2
votes

Say I have 2k partitions. I.E. 2k distinct partitions keys. All partitions have 3 guid rowkeys.

To illustrate:

Partition 1 - Guid 1(rowkey) - Guid 2(rowkey) - Guid 3(rowkey)

Partition 2 - Guid 4(rowkey) - Guid 5(rowkey) - Guid 6(rowkey)

.... etc etc.

If I were to do a query for an exact guid across all partitions. What sort of query performance would I be looking at? A direct retrieve or table scan?

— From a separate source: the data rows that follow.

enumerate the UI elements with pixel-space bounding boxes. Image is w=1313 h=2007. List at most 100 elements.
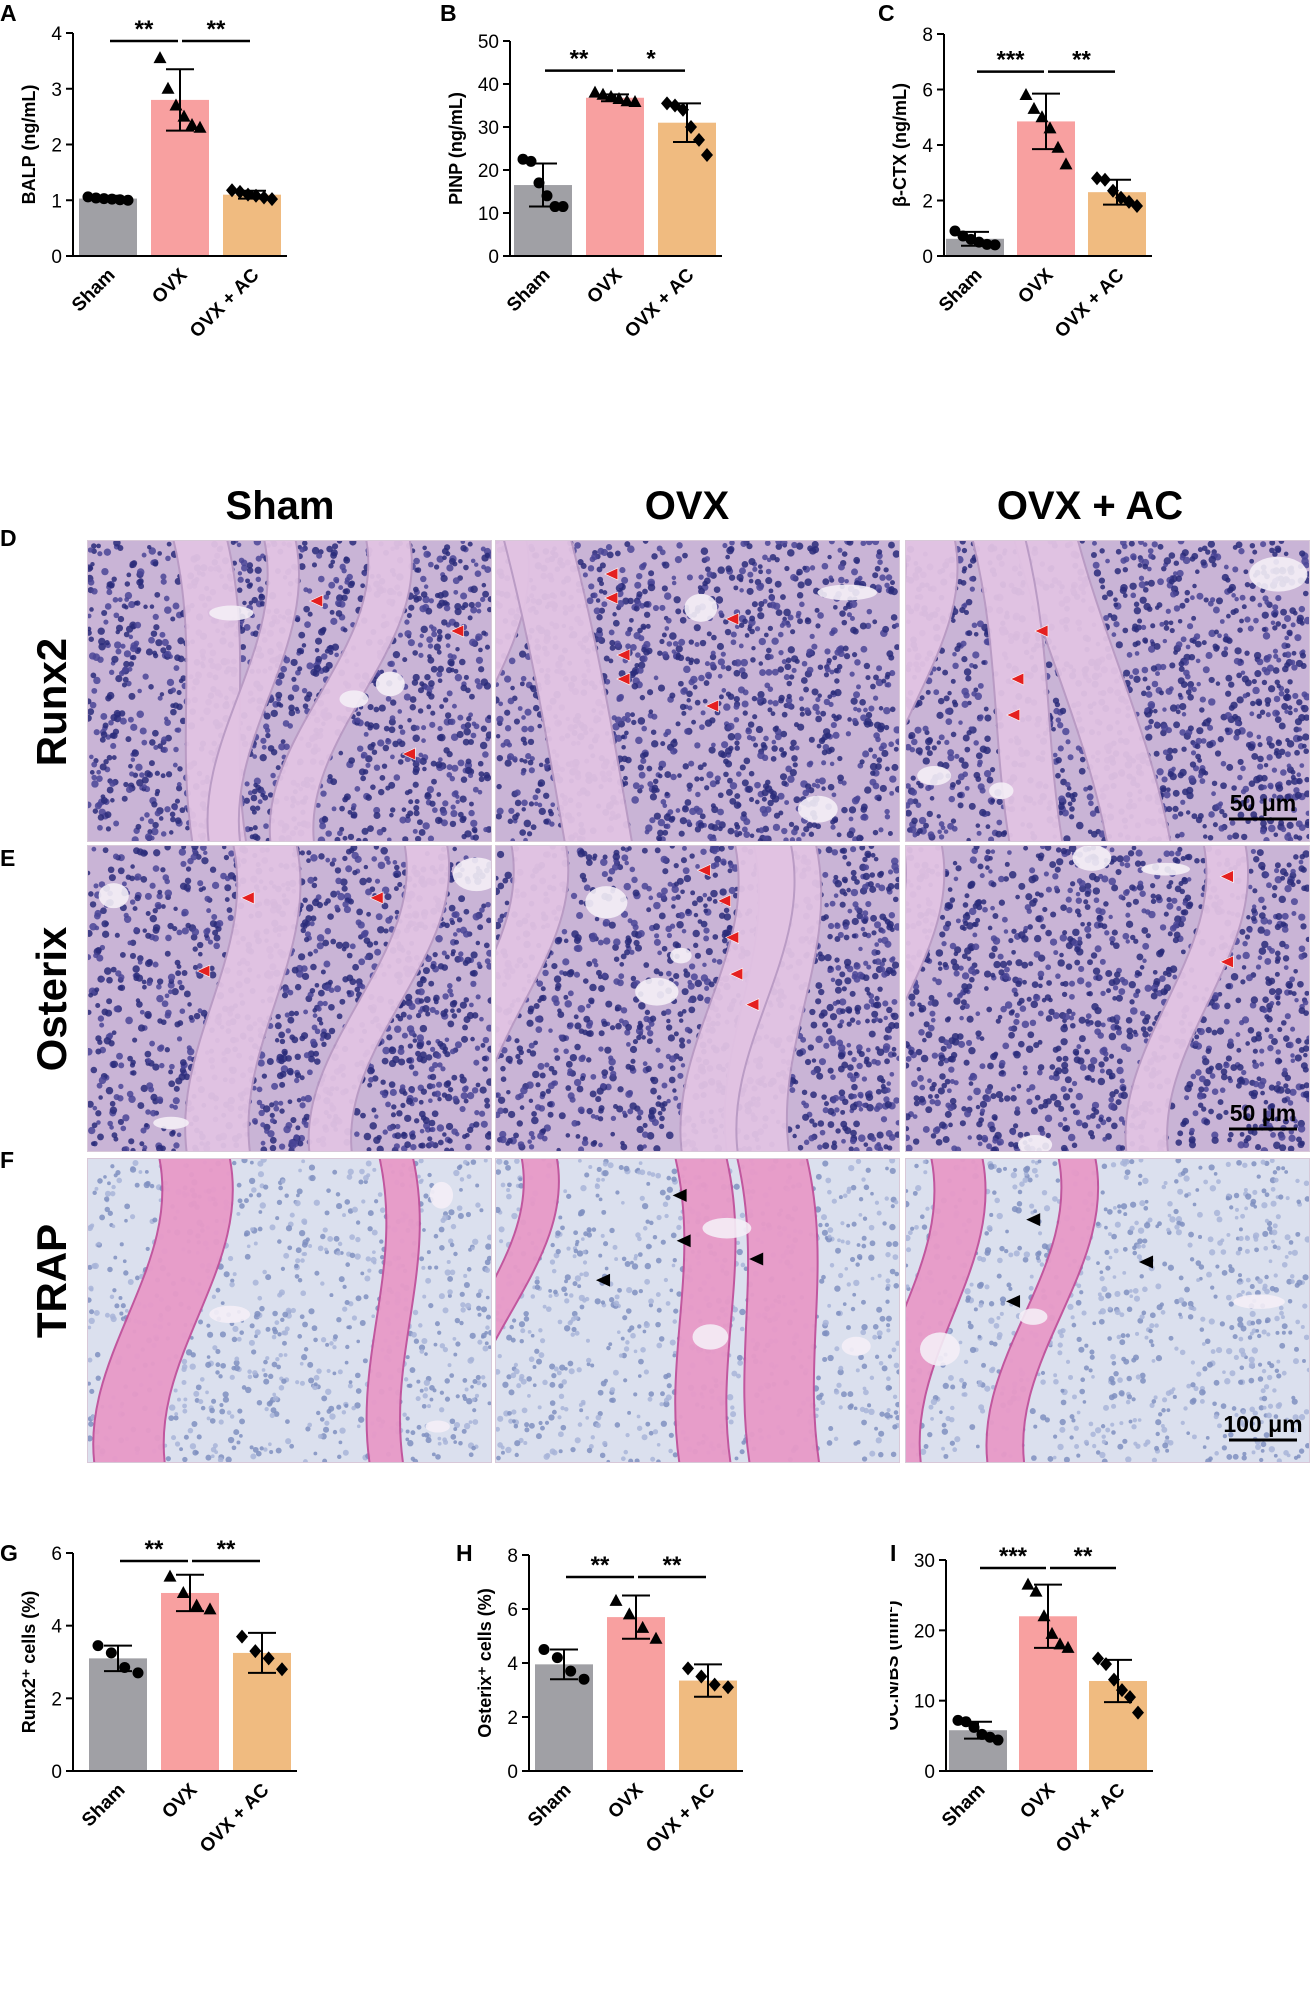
cell [130,1070,137,1076]
cell [1272,612,1278,618]
cell [770,756,777,762]
cell [612,612,617,617]
cell [1236,672,1242,679]
cell [859,759,865,765]
cell [1177,811,1184,817]
cell [129,771,135,777]
cell [440,809,448,816]
cell [1078,767,1086,775]
data-point [1131,199,1143,214]
cell [1284,709,1289,714]
cell [879,784,887,793]
cell [836,832,842,838]
cell [449,820,457,828]
cell [642,751,649,758]
cell [1179,831,1185,838]
cell [791,541,798,549]
cell [88,708,95,716]
cell [360,775,367,782]
cell [1142,587,1149,593]
cell [1266,664,1274,672]
cell [1230,701,1238,709]
cell [469,693,475,700]
cell [124,605,129,610]
cell [103,967,112,975]
cell [335,610,343,617]
cell [318,853,325,860]
cell [151,801,158,808]
cell [627,545,635,553]
cell [962,602,968,608]
cell [1134,651,1140,656]
cell [1179,768,1187,777]
cell [832,731,840,739]
cell [799,711,805,717]
cell [936,711,944,719]
cell [657,684,666,692]
cell [142,1145,148,1150]
cell [740,541,747,548]
cell [426,1040,432,1046]
cell [296,648,303,654]
cell [694,699,701,706]
cell [1147,548,1154,554]
cell [757,690,765,699]
cell [695,807,703,815]
cell [662,803,668,809]
cell [621,744,626,750]
cell [442,800,449,807]
cell [1268,784,1274,790]
cell [1284,635,1290,641]
cell [761,744,768,751]
data-point [596,87,610,100]
cell [943,695,950,702]
cell [630,644,637,651]
cell [1186,791,1194,800]
cell [872,753,878,759]
cell [321,653,328,660]
cell [988,836,995,841]
cell [656,545,663,552]
cell [487,997,491,1004]
cell [402,1091,408,1096]
cell [960,640,967,647]
cell [184,877,192,885]
cell [314,1028,321,1035]
cell [446,564,454,572]
cell [777,631,784,638]
cell [515,812,520,817]
cell [136,710,144,719]
cell [637,764,645,771]
cell [780,751,787,758]
data-point [90,192,102,204]
cell [255,576,262,583]
cell [237,576,244,583]
cell [1067,754,1074,761]
data-point [250,188,262,203]
cell [418,998,425,1004]
cell [796,837,802,841]
cell [475,994,481,1000]
cell [971,691,977,697]
cell [859,622,867,630]
cell [216,919,224,927]
cell [89,770,95,775]
cell [470,732,477,739]
cell [105,1086,114,1095]
cell [1123,669,1131,677]
cell [616,694,624,702]
cell [789,837,796,841]
cell [486,949,491,957]
cell [636,591,643,598]
cell [1281,703,1289,711]
cell [729,782,738,790]
cell [990,798,996,803]
cell [450,733,459,741]
cell [947,749,955,757]
cell [165,771,173,778]
cell [363,864,369,870]
cell [173,1085,180,1092]
cell [852,628,859,635]
cell [407,1043,414,1049]
cell [1141,666,1149,674]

More background info. I intend to have the following schema:

UserEntity
Partition Key - User Guid
Row Key - Username

OpenIdEntity
Partition Key - User Guid (Same as UserEntity)
Row Key - OpenId

Now, when a user logs in, I need to 1) find the open ID (select record with 1 distinct rowkey here, regardless of partition) 2) find username. (select record with 1 distinct partition key. table scan for a property or something. Since partition key is known and partition is small, the impact of table scan should be minimal)

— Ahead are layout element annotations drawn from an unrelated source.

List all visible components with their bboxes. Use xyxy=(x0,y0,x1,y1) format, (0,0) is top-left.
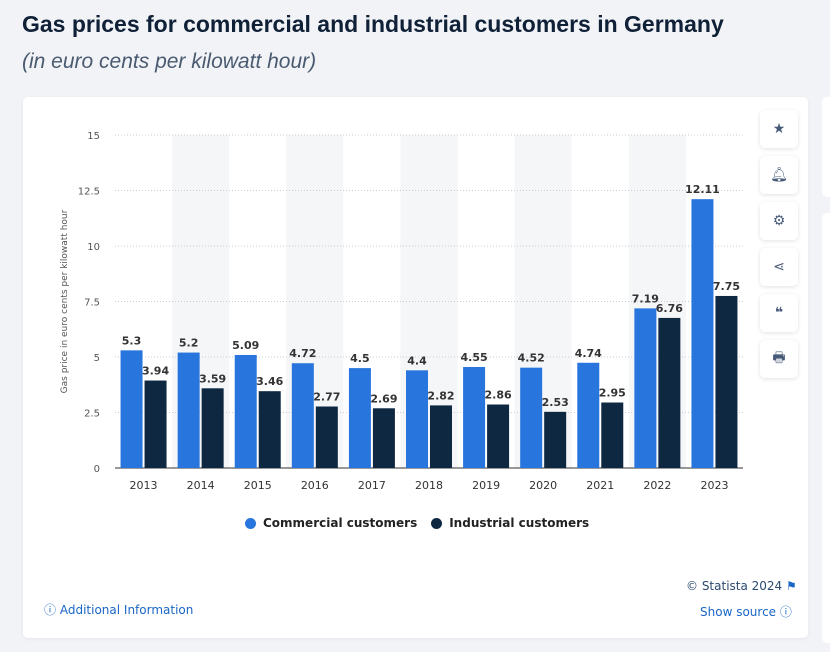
x-tick-label: 2023 xyxy=(700,479,728,492)
bar-commercial xyxy=(634,308,657,468)
quote-icon: ❝ xyxy=(774,305,784,321)
settings-button[interactable]: ⚙ xyxy=(760,202,798,240)
legend: Commercial customers Industrial customer… xyxy=(245,516,589,530)
page-title: Gas prices for commercial and industrial… xyxy=(22,11,724,37)
x-tick-label: 2022 xyxy=(643,479,671,492)
bar-industrial xyxy=(430,405,452,468)
x-tick-label: 2020 xyxy=(529,479,557,492)
page-subtitle: (in euro cents per kilowatt hour) xyxy=(22,50,317,73)
notification-button[interactable]: 🔔︎ xyxy=(760,156,798,194)
additional-information-label: Additional Information xyxy=(59,603,194,617)
x-tick-label: 2021 xyxy=(586,479,614,492)
bar-commercial xyxy=(348,368,371,468)
side-card xyxy=(822,213,830,643)
data-label: 2.82 xyxy=(427,389,454,402)
x-tick-label: 2016 xyxy=(301,479,329,492)
bar-commercial xyxy=(520,367,543,468)
copyright: © Statista 2024 ⚑ xyxy=(686,579,797,593)
bar-commercial xyxy=(463,366,486,468)
x-tick-label: 2019 xyxy=(472,479,500,492)
show-source-link[interactable]: Show source ⓘ xyxy=(700,603,792,620)
y-tick-label: 12.5 xyxy=(78,187,100,198)
info-icon: ⓘ xyxy=(779,605,792,619)
gear-icon: ⚙ xyxy=(772,213,786,229)
share-icon: ⋖ xyxy=(773,259,785,275)
bar-commercial xyxy=(234,355,257,468)
bar-industrial xyxy=(715,295,738,468)
data-label: 2.77 xyxy=(313,391,340,404)
data-label: 3.46 xyxy=(256,375,283,388)
data-label: 2.86 xyxy=(485,389,512,402)
show-source-label: Show source xyxy=(700,605,777,619)
bar-industrial xyxy=(601,402,624,468)
data-label: 4.74 xyxy=(575,347,602,360)
bar-commercial xyxy=(406,370,428,468)
y-tick-label: 15 xyxy=(87,131,100,142)
data-label: 7.19 xyxy=(632,292,659,305)
legend-label: Commercial customers xyxy=(263,516,418,530)
x-tick-label: 2014 xyxy=(187,479,215,492)
print-button[interactable]: 🖶 xyxy=(760,340,798,378)
data-label: 3.59 xyxy=(199,372,226,385)
data-label: 4.5 xyxy=(350,352,370,365)
bar-industrial xyxy=(258,391,281,468)
y-tick-label: 0 xyxy=(94,464,100,475)
legend-dot xyxy=(245,517,256,529)
data-label: 4.55 xyxy=(461,351,488,364)
data-label: 2.53 xyxy=(542,396,569,409)
side-card xyxy=(822,97,830,197)
favorite-button[interactable]: ★ xyxy=(760,110,798,148)
cite-button[interactable]: ❝ xyxy=(760,294,798,332)
x-tick-label: 2018 xyxy=(415,479,443,492)
data-label: 2.95 xyxy=(599,387,626,400)
y-tick-label: 10 xyxy=(87,242,100,253)
y-tick-label: 2.5 xyxy=(84,409,100,420)
y-tick-label: 5 xyxy=(94,353,100,364)
data-label: 4.4 xyxy=(407,354,427,367)
x-tick-label: 2013 xyxy=(130,479,158,492)
legend-item-commercial[interactable]: Commercial customers xyxy=(245,516,417,530)
data-label: 5.3 xyxy=(122,334,142,347)
share-button[interactable]: ⋖ xyxy=(760,248,798,286)
info-icon: ⓘ xyxy=(44,603,57,617)
bar-industrial xyxy=(487,404,510,468)
bar-commercial xyxy=(691,199,714,468)
star-icon: ★ xyxy=(772,121,786,137)
bar-commercial xyxy=(577,362,600,468)
x-tick-label: 2015 xyxy=(244,479,272,492)
data-label: 2.69 xyxy=(370,392,397,405)
bar-industrial xyxy=(544,411,567,468)
data-label: 12.11 xyxy=(685,183,720,196)
additional-information-link[interactable]: ⓘ Additional Information xyxy=(44,601,193,618)
x-tick-label: 2017 xyxy=(358,479,386,492)
y-tick-label: 7.5 xyxy=(84,298,100,309)
bar-commercial xyxy=(291,363,314,468)
bar-commercial xyxy=(177,352,200,468)
y-axis-label: Gas price in euro cents per kilowatt hou… xyxy=(60,209,70,393)
bell-icon: 🔔︎ xyxy=(770,167,788,183)
bar-industrial xyxy=(315,406,338,468)
data-label: 4.52 xyxy=(518,352,545,365)
data-label: 5.2 xyxy=(179,337,199,350)
data-label: 6.76 xyxy=(656,302,683,315)
legend-item-industrial[interactable]: Industrial customers xyxy=(431,516,589,530)
legend-label: Industrial customers xyxy=(449,516,590,530)
bar-industrial xyxy=(658,317,681,468)
data-label: 3.94 xyxy=(142,365,169,378)
bar-industrial xyxy=(201,388,224,468)
print-icon: 🖶 xyxy=(772,350,786,366)
data-label: 4.72 xyxy=(289,347,316,360)
flag-icon: ⚑ xyxy=(786,579,797,593)
data-label: 5.09 xyxy=(232,339,259,352)
bar-commercial xyxy=(120,350,143,468)
legend-dot xyxy=(431,517,443,529)
data-label: 7.75 xyxy=(713,280,740,293)
bar-industrial xyxy=(372,408,395,468)
copyright-text: © Statista 2024 xyxy=(686,579,783,593)
bar-industrial xyxy=(144,380,167,468)
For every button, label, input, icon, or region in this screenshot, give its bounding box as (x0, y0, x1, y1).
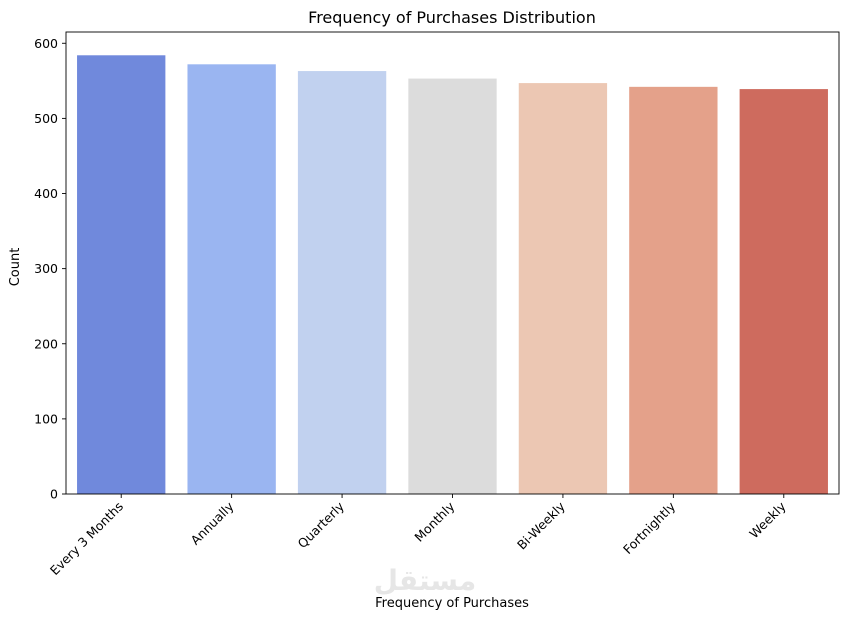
watermark-logo: مستقل (374, 564, 476, 597)
x-tick-label: Weekly (746, 498, 789, 541)
chart-title: Frequency of Purchases Distribution (308, 8, 596, 27)
bar-fortnightly (629, 86, 718, 495)
y-tick-label: 500 (34, 111, 58, 126)
x-tick-label: Annually (188, 498, 237, 547)
y-axis-label: Count (8, 248, 23, 287)
y-tick-label: 400 (34, 186, 58, 201)
y-tick-label: 300 (34, 261, 58, 276)
bar-annually (187, 64, 276, 495)
y-axis: 0 100 200 300 400 500 600 (34, 36, 66, 502)
y-tick-label: 0 (50, 487, 58, 502)
bar-every-3-months (77, 55, 166, 494)
x-axis-label: Frequency of Purchases (375, 596, 529, 611)
plot-area (77, 55, 828, 495)
x-tick-label: Quarterly (295, 498, 348, 551)
y-tick-label: 200 (34, 336, 58, 351)
bar-bi-weekly (518, 83, 608, 495)
bar-monthly (408, 78, 497, 494)
y-tick-label: 600 (34, 36, 58, 51)
x-tick-label: Monthly (411, 498, 457, 544)
x-tick-label: Bi-Weekly (514, 498, 568, 552)
x-tick-label: Every 3 Months (47, 499, 126, 578)
plot-frame (65, 31, 840, 495)
x-tick-label: Fortnightly (620, 498, 679, 557)
bar-quarterly (297, 71, 387, 494)
y-tick-label: 100 (34, 411, 58, 426)
bar-weekly (739, 89, 828, 494)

My concern is step 1 being slow if the Azure Table Storage scans entire table to find 1 distinct rowkey.

Thanks in advance.

1

1 Answers

5
votes

Your concern is warranted. A query of the form "all entities with RowKey X" will result in a full table scan.

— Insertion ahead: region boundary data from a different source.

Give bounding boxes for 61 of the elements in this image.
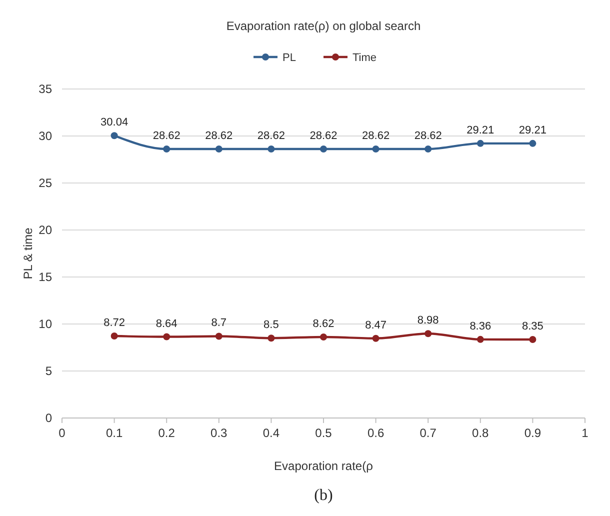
- y-tick-label: 30: [38, 129, 52, 143]
- x-axis-title: Evaporation rate(ρ: [274, 459, 374, 473]
- data-label: 8.5: [264, 319, 279, 332]
- point: [320, 333, 327, 340]
- data-label: 28.62: [257, 130, 285, 142]
- point: [372, 145, 380, 152]
- data-label: 8.64: [156, 318, 178, 330]
- x-tick-label: 1: [582, 426, 589, 440]
- data-label: 8.62: [312, 318, 334, 330]
- x-tick-label: 0.2: [158, 426, 176, 440]
- y-tick-label: 25: [38, 176, 52, 190]
- point: [476, 336, 484, 343]
- data-label: 28.62: [310, 130, 338, 142]
- point: [215, 145, 222, 152]
- point: [476, 140, 484, 147]
- data-label: 29.21: [466, 124, 494, 136]
- data-label: 8.35: [522, 320, 544, 333]
- y-axis-title: PL & time: [21, 227, 35, 280]
- point: [163, 333, 170, 340]
- x-tick-label: 0.6: [367, 426, 384, 440]
- x-tick-label: 0.9: [524, 426, 542, 440]
- point: [268, 145, 275, 152]
- y-tick-label: 20: [38, 223, 52, 237]
- y-tick-label: 15: [38, 270, 52, 284]
- chart-title: Evaporation rate(ρ) on global search: [226, 19, 421, 33]
- y-tick-label: 35: [38, 82, 52, 96]
- text: (b): [314, 487, 333, 504]
- data-label: 30.04: [100, 116, 128, 129]
- point: [529, 336, 536, 344]
- point: [424, 145, 432, 152]
- point: [529, 140, 536, 147]
- y-tick-label: 0: [45, 411, 52, 425]
- x-tick-label: 0: [58, 426, 66, 440]
- x-tick-label: 0.4: [262, 426, 280, 440]
- point: [424, 330, 432, 338]
- x-tick-label: 0.7: [420, 426, 437, 440]
- legend-label: Time: [352, 52, 377, 64]
- point: [320, 145, 327, 152]
- x-tick-label: 0.1: [106, 426, 123, 440]
- point: [215, 332, 222, 340]
- data-label: 28.62: [362, 130, 390, 142]
- point: [110, 332, 118, 340]
- y-tick-label: 10: [38, 317, 52, 331]
- y-tick-label: 5: [45, 364, 52, 378]
- point: [110, 132, 118, 140]
- data-label: 8.72: [104, 317, 126, 330]
- data-label: 8.98: [417, 314, 439, 327]
- legend-label: PL: [282, 52, 296, 64]
- x-tick-label: 0.8: [472, 426, 490, 440]
- point: [372, 334, 380, 342]
- data-label: 28.62: [152, 130, 180, 142]
- data-label: 8.47: [365, 319, 387, 332]
- x-tick-label: 0.5: [315, 426, 332, 440]
- data-label: 29.21: [518, 124, 546, 136]
- x-tick-label: 0.3: [210, 426, 228, 440]
- point: [163, 145, 170, 152]
- point: [268, 334, 275, 342]
- data-label: 8.7: [211, 317, 227, 330]
- data-label: 8.36: [470, 320, 492, 332]
- data-label: 28.62: [205, 130, 233, 142]
- data-label: 28.62: [414, 130, 442, 142]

If you know the set of partition keys you're using, you could issue n parallel queries (one for each partition). E.g., "all entities with PartitionKey 1 and RowKey X," "all entities with PartitionKey 2 and RowKey X," etc. Issuing these in parallel would mean you're doing n direct lookups, which will generally be much faster than a table scan.